Models of probability distributions, such as this, have regimes of practically unidentificable parameters just as nonlinear regression models do. Show that in the regime $p \to 0$ and $n \to \infty$, the parameter $\lambda = np$ is the identifiable combination. Whas is an expression for the probability distribution in this regime? (Hint: Define $\lambda = np$, replace $p=\lambda/n$ and take the limit $n \to \infty$.)

Admittedly from the title of the problem, I was first inspired to try to prove that this Distribution will become a Poisson Distribution.

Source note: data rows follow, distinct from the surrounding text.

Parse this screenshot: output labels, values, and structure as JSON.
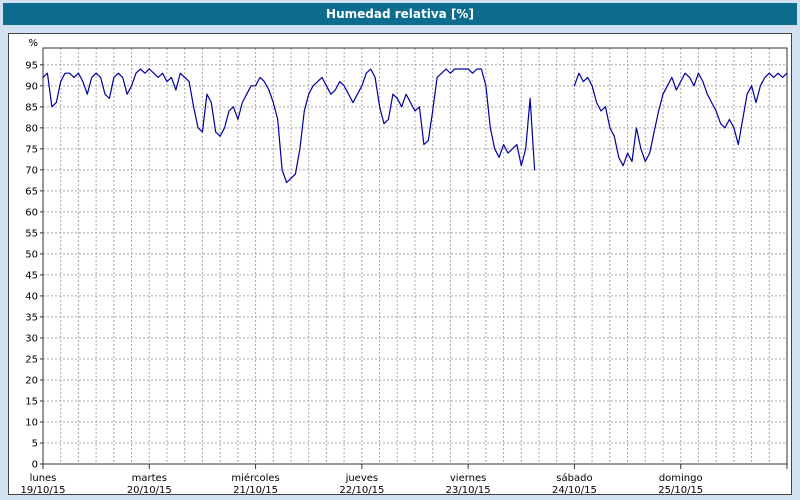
{
  "window": {
    "title": "Humedad relativa [%]"
  },
  "colors": {
    "titlebar_bg": "#0d6d8f",
    "titlebar_text": "#ffffff",
    "page_bg": "#d2e1f1",
    "plot_bg": "#ffffff",
    "grid": "#a8a8a8",
    "axis": "#333333",
    "line": "#0000a0",
    "text": "#000000"
  },
  "chart_data": {
    "type": "line",
    "title": "Humedad relativa [%]",
    "ylabel": "%",
    "grid": true,
    "legend_position": "none",
    "y_axis": {
      "min": 0,
      "max": 99,
      "tick_start": 0,
      "tick_end": 95,
      "tick_step": 5
    },
    "x_axis": {
      "total_hours": 168,
      "grid_step_hours": 4,
      "day_step_hours": 24
    },
    "days": [
      {
        "name": "lunes",
        "date": "19/10/15"
      },
      {
        "name": "martes",
        "date": "20/10/15"
      },
      {
        "name": "miércoles",
        "date": "21/10/15"
      },
      {
        "name": "jueves",
        "date": "22/10/15"
      },
      {
        "name": "viernes",
        "date": "23/10/15"
      },
      {
        "name": "sábado",
        "date": "24/10/15"
      },
      {
        "name": "domingo",
        "date": "25/10/15"
      }
    ],
    "series": [
      {
        "name": "Humedad relativa",
        "color": "#0000a0",
        "points": [
          [
            0,
            92
          ],
          [
            1,
            93
          ],
          [
            2,
            85
          ],
          [
            3,
            86
          ],
          [
            4,
            91
          ],
          [
            5,
            93
          ],
          [
            6,
            93
          ],
          [
            7,
            92
          ],
          [
            8,
            93
          ],
          [
            9,
            91
          ],
          [
            10,
            88
          ],
          [
            11,
            92
          ],
          [
            12,
            93
          ],
          [
            13,
            92
          ],
          [
            14,
            88
          ],
          [
            15,
            87
          ],
          [
            16,
            92
          ],
          [
            17,
            93
          ],
          [
            18,
            92
          ],
          [
            19,
            88
          ],
          [
            20,
            90
          ],
          [
            21,
            93
          ],
          [
            22,
            94
          ],
          [
            23,
            93
          ],
          [
            24,
            94
          ],
          [
            25,
            93
          ],
          [
            26,
            92
          ],
          [
            27,
            93
          ],
          [
            28,
            91
          ],
          [
            29,
            92
          ],
          [
            30,
            89
          ],
          [
            31,
            93
          ],
          [
            32,
            92
          ],
          [
            33,
            91
          ],
          [
            34,
            85
          ],
          [
            35,
            80
          ],
          [
            36,
            79
          ],
          [
            37,
            88
          ],
          [
            38,
            86
          ],
          [
            39,
            79
          ],
          [
            40,
            78
          ],
          [
            41,
            80
          ],
          [
            42,
            84
          ],
          [
            43,
            85
          ],
          [
            44,
            82
          ],
          [
            45,
            86
          ],
          [
            46,
            88
          ],
          [
            47,
            90
          ],
          [
            48,
            90
          ],
          [
            49,
            92
          ],
          [
            50,
            91
          ],
          [
            51,
            89
          ],
          [
            52,
            86
          ],
          [
            53,
            82
          ],
          [
            54,
            70
          ],
          [
            55,
            67
          ],
          [
            56,
            68
          ],
          [
            57,
            69
          ],
          [
            58,
            75
          ],
          [
            59,
            84
          ],
          [
            60,
            88
          ],
          [
            61,
            90
          ],
          [
            62,
            91
          ],
          [
            63,
            92
          ],
          [
            64,
            90
          ],
          [
            65,
            88
          ],
          [
            66,
            89
          ],
          [
            67,
            91
          ],
          [
            68,
            90
          ],
          [
            69,
            88
          ],
          [
            70,
            86
          ],
          [
            71,
            88
          ],
          [
            72,
            90
          ],
          [
            73,
            93
          ],
          [
            74,
            94
          ],
          [
            75,
            92
          ],
          [
            76,
            85
          ],
          [
            77,
            81
          ],
          [
            78,
            82
          ],
          [
            79,
            88
          ],
          [
            80,
            87
          ],
          [
            81,
            85
          ],
          [
            82,
            88
          ],
          [
            83,
            86
          ],
          [
            84,
            84
          ],
          [
            85,
            85
          ],
          [
            86,
            76
          ],
          [
            87,
            77
          ],
          [
            88,
            84
          ],
          [
            89,
            92
          ],
          [
            90,
            93
          ],
          [
            91,
            94
          ],
          [
            92,
            93
          ],
          [
            93,
            94
          ],
          [
            94,
            94
          ],
          [
            95,
            94
          ],
          [
            96,
            94
          ],
          [
            97,
            93
          ],
          [
            98,
            94
          ],
          [
            99,
            94
          ],
          [
            100,
            90
          ],
          [
            101,
            80
          ],
          [
            102,
            75
          ],
          [
            103,
            73
          ],
          [
            104,
            76
          ],
          [
            105,
            74
          ],
          [
            106,
            75
          ],
          [
            107,
            76
          ],
          [
            108,
            71
          ],
          [
            109,
            75
          ],
          [
            110,
            87
          ],
          [
            111,
            70
          ],
          [
            112,
            null
          ],
          [
            113,
            null
          ],
          [
            114,
            null
          ],
          [
            115,
            null
          ],
          [
            116,
            null
          ],
          [
            117,
            null
          ],
          [
            118,
            null
          ],
          [
            119,
            null
          ],
          [
            120,
            90
          ],
          [
            121,
            93
          ],
          [
            122,
            91
          ],
          [
            123,
            92
          ],
          [
            124,
            90
          ],
          [
            125,
            86
          ],
          [
            126,
            84
          ],
          [
            127,
            85
          ],
          [
            128,
            80
          ],
          [
            129,
            78
          ],
          [
            130,
            73
          ],
          [
            131,
            71
          ],
          [
            132,
            74
          ],
          [
            133,
            72
          ],
          [
            134,
            80
          ],
          [
            135,
            75
          ],
          [
            136,
            72
          ],
          [
            137,
            74
          ],
          [
            138,
            79
          ],
          [
            139,
            84
          ],
          [
            140,
            88
          ],
          [
            141,
            90
          ],
          [
            142,
            92
          ],
          [
            143,
            89
          ],
          [
            144,
            91
          ],
          [
            145,
            93
          ],
          [
            146,
            92
          ],
          [
            147,
            90
          ],
          [
            148,
            93
          ],
          [
            149,
            91
          ],
          [
            150,
            88
          ],
          [
            151,
            86
          ],
          [
            152,
            84
          ],
          [
            153,
            81
          ],
          [
            154,
            80
          ],
          [
            155,
            82
          ],
          [
            156,
            80
          ],
          [
            157,
            76
          ],
          [
            158,
            82
          ],
          [
            159,
            88
          ],
          [
            160,
            90
          ],
          [
            161,
            86
          ],
          [
            162,
            90
          ],
          [
            163,
            92
          ],
          [
            164,
            93
          ],
          [
            165,
            92
          ],
          [
            166,
            93
          ],
          [
            167,
            92
          ],
          [
            168,
            93
          ]
        ]
      }
    ]
  }
}
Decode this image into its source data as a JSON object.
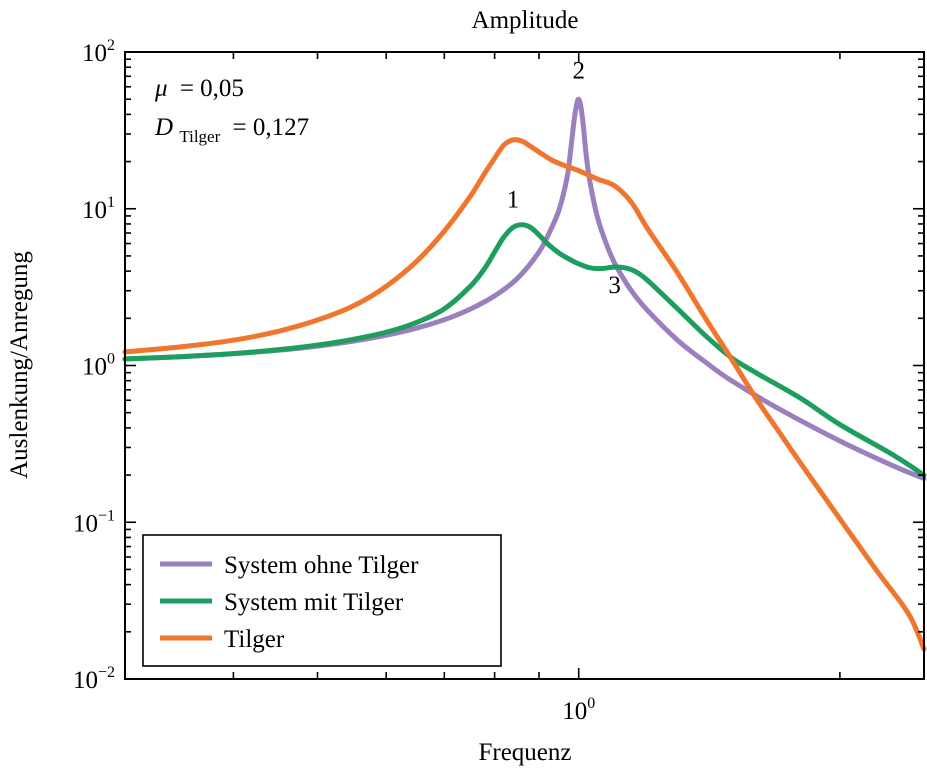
{
  "chart_data": {
    "type": "line",
    "title": "Amplitude",
    "xlabel": "Frequenz",
    "ylabel": "Auslenkung/Anregung",
    "x_scale": "log",
    "y_scale": "log",
    "xlim": [
      0.3,
      2.5
    ],
    "ylim": [
      0.01,
      100
    ],
    "x_ticks_major": [
      {
        "value": 1,
        "base": "10",
        "exp": "0"
      }
    ],
    "x_ticks_minor": [
      0.4,
      0.5,
      0.6,
      0.7,
      0.8,
      0.9,
      2
    ],
    "y_ticks": [
      {
        "value": 100,
        "base": "10",
        "exp": "2"
      },
      {
        "value": 10,
        "base": "10",
        "exp": "1"
      },
      {
        "value": 1,
        "base": "10",
        "exp": "0"
      },
      {
        "value": 0.1,
        "base": "10",
        "exp": "−1"
      },
      {
        "value": 0.01,
        "base": "10",
        "exp": "−2"
      }
    ],
    "grid": false,
    "legend_position": "bottom-left",
    "parameters": {
      "mu_symbol": "μ",
      "mu_value": "= 0,05",
      "d_symbol": "D",
      "d_subscript": "Tilger",
      "d_value": "= 0,127"
    },
    "annotations": [
      {
        "text": "1",
        "x": 0.84,
        "y": 10.2
      },
      {
        "text": "2",
        "x": 1.0,
        "y": 68
      },
      {
        "text": "3",
        "x": 1.1,
        "y": 2.9
      }
    ],
    "series": [
      {
        "name": "System ohne Tilger",
        "color": "#9b7fbf",
        "x": [
          0.3,
          0.35,
          0.4,
          0.45,
          0.5,
          0.55,
          0.6,
          0.65,
          0.7,
          0.75,
          0.8,
          0.85,
          0.9,
          0.93,
          0.95,
          0.97,
          0.98,
          0.99,
          1.0,
          1.01,
          1.02,
          1.03,
          1.05,
          1.07,
          1.1,
          1.15,
          1.2,
          1.3,
          1.4,
          1.5,
          1.7,
          2.0,
          2.3,
          2.5
        ],
        "y": [
          1.1,
          1.14,
          1.19,
          1.25,
          1.33,
          1.43,
          1.56,
          1.73,
          1.96,
          2.29,
          2.78,
          3.6,
          5.3,
          7.5,
          10.0,
          16.0,
          25.0,
          40.0,
          50.0,
          38.0,
          22.0,
          15.0,
          9.0,
          6.5,
          4.5,
          3.0,
          2.25,
          1.45,
          1.05,
          0.8,
          0.53,
          0.33,
          0.23,
          0.19
        ]
      },
      {
        "name": "System mit Tilger",
        "color": "#1e9e5e",
        "x": [
          0.3,
          0.35,
          0.4,
          0.45,
          0.5,
          0.55,
          0.6,
          0.65,
          0.7,
          0.75,
          0.78,
          0.8,
          0.82,
          0.84,
          0.86,
          0.88,
          0.9,
          0.92,
          0.95,
          0.98,
          1.0,
          1.03,
          1.06,
          1.1,
          1.13,
          1.16,
          1.2,
          1.3,
          1.4,
          1.5,
          1.6,
          1.8,
          2.0,
          2.3,
          2.5
        ],
        "y": [
          1.1,
          1.14,
          1.19,
          1.26,
          1.35,
          1.47,
          1.63,
          1.88,
          2.3,
          3.2,
          4.2,
          5.3,
          6.6,
          7.6,
          7.9,
          7.6,
          6.8,
          6.0,
          5.2,
          4.7,
          4.45,
          4.2,
          4.15,
          4.25,
          4.2,
          4.0,
          3.5,
          2.3,
          1.55,
          1.12,
          0.9,
          0.62,
          0.42,
          0.27,
          0.2
        ]
      },
      {
        "name": "Tilger",
        "color": "#f0762e",
        "x": [
          0.3,
          0.35,
          0.4,
          0.45,
          0.5,
          0.55,
          0.6,
          0.65,
          0.7,
          0.75,
          0.78,
          0.8,
          0.82,
          0.84,
          0.86,
          0.88,
          0.9,
          0.93,
          0.96,
          1.0,
          1.05,
          1.1,
          1.15,
          1.2,
          1.3,
          1.4,
          1.5,
          1.6,
          1.7,
          1.8,
          2.0,
          2.2,
          2.4,
          2.5
        ],
        "y": [
          1.22,
          1.32,
          1.45,
          1.65,
          1.95,
          2.4,
          3.2,
          4.6,
          7.2,
          12.0,
          17.0,
          21.0,
          25.5,
          27.5,
          27.0,
          25.0,
          23.0,
          20.5,
          19.0,
          17.5,
          15.5,
          14.0,
          11.0,
          7.5,
          3.9,
          2.0,
          1.1,
          0.62,
          0.38,
          0.24,
          0.105,
          0.05,
          0.026,
          0.0155
        ]
      }
    ]
  }
}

The formula for a Poisson Distribution is given by,

$$Pois(\lambda, m) =  \frac{\lambda^m e^{-m}}{m!}$$

First we will note that the choose function $(n \ m) = \frac{n!}{m!(n-m)!}$.

As recommended in the hint, we will set $\lambda = np$ and $p = \lambda / n$ so that we can more simply just take the limit as $n \to \infty$.

Then, 

$$lim_{n \to \infty} P(m;n,p) =  lim_{n \to \infty} P(m;n,\lambda/n)$$ 

$$ = lim_{n \to \infty} \frac{n!}{m!(n-m)!} (\frac{\lambda}{n})^m (1-\frac{\lambda}{n})^{n-m}$$

In order to match the Poisson Distribution, we will first take the $\frac{1}{m!}$ and $\lambda^m$ terms out to the outside of the limit,

$$ =\frac{\lambda^m}{m!} lim_{n \to \infty} \frac{n!}{(n-m)!} (\frac{1}{n})^m (1-\frac{\lambda}{n})^{n-m}$$

Next we can distribute the limit operator such that,

$$ \frac{\lambda^m}{m!} lim_{n \to \infty} \frac{n!}{(n-m)!} (\frac{1}{n})^m (1-\frac{\lambda}{n})^{n-m} = \frac{\lambda^m}{m!} lim_{n \to \infty} [\frac{n!}{(n-m)!} (\frac{1}{n})^m ] lim_{n \to \infty} [(1-\frac{\lambda}{n})^{n-m}]$$

$$ = \frac{\lambda^m}{m!} lim_{n \to \infty} (1-\frac{\lambda}{n})^{n-m}$$

Since $lim_{n \to \infty} \frac{n!}{(n-m)!} (\frac{\lambda}{n})^m = lim_{n \to \infty} \frac{\lambda^m n!}{n(n-m)!} = lim_{n \to \infty} \frac{\lambda^m (n-1)!}{(n-m)!} = \lambda^m$.

Lastly the limit,

$$lim_{n \to \infty} (1-\frac{\lambda}{n})^{n-m} = lim_{n \to \infty} (1-\frac{\lambda}{n})^{n} \ lim_{n \to \infty} (1-\frac{\lambda}{n})^{-m}$$

$$= lim_{n \to \infty} (1+\frac{1}{n})^{-\lambda n} \ lim_{n \to \infty} (1+\frac{1}{n})^{\lambda m}$$

$$= e^{-\lambda} \ (1)^{\lambda m} = e^{-\lambda}$$

Thus when put all together we have,

$$ lim_{n \to \infty} P(m;n,p) = \frac{\lambda^m e^{-\lambda}}{m!} = Pois(\lambda, m)$$

Thus the Binomial Distribution becomes a Poisson Distribution with the regime $p \to 0$ and $n \to \infty$.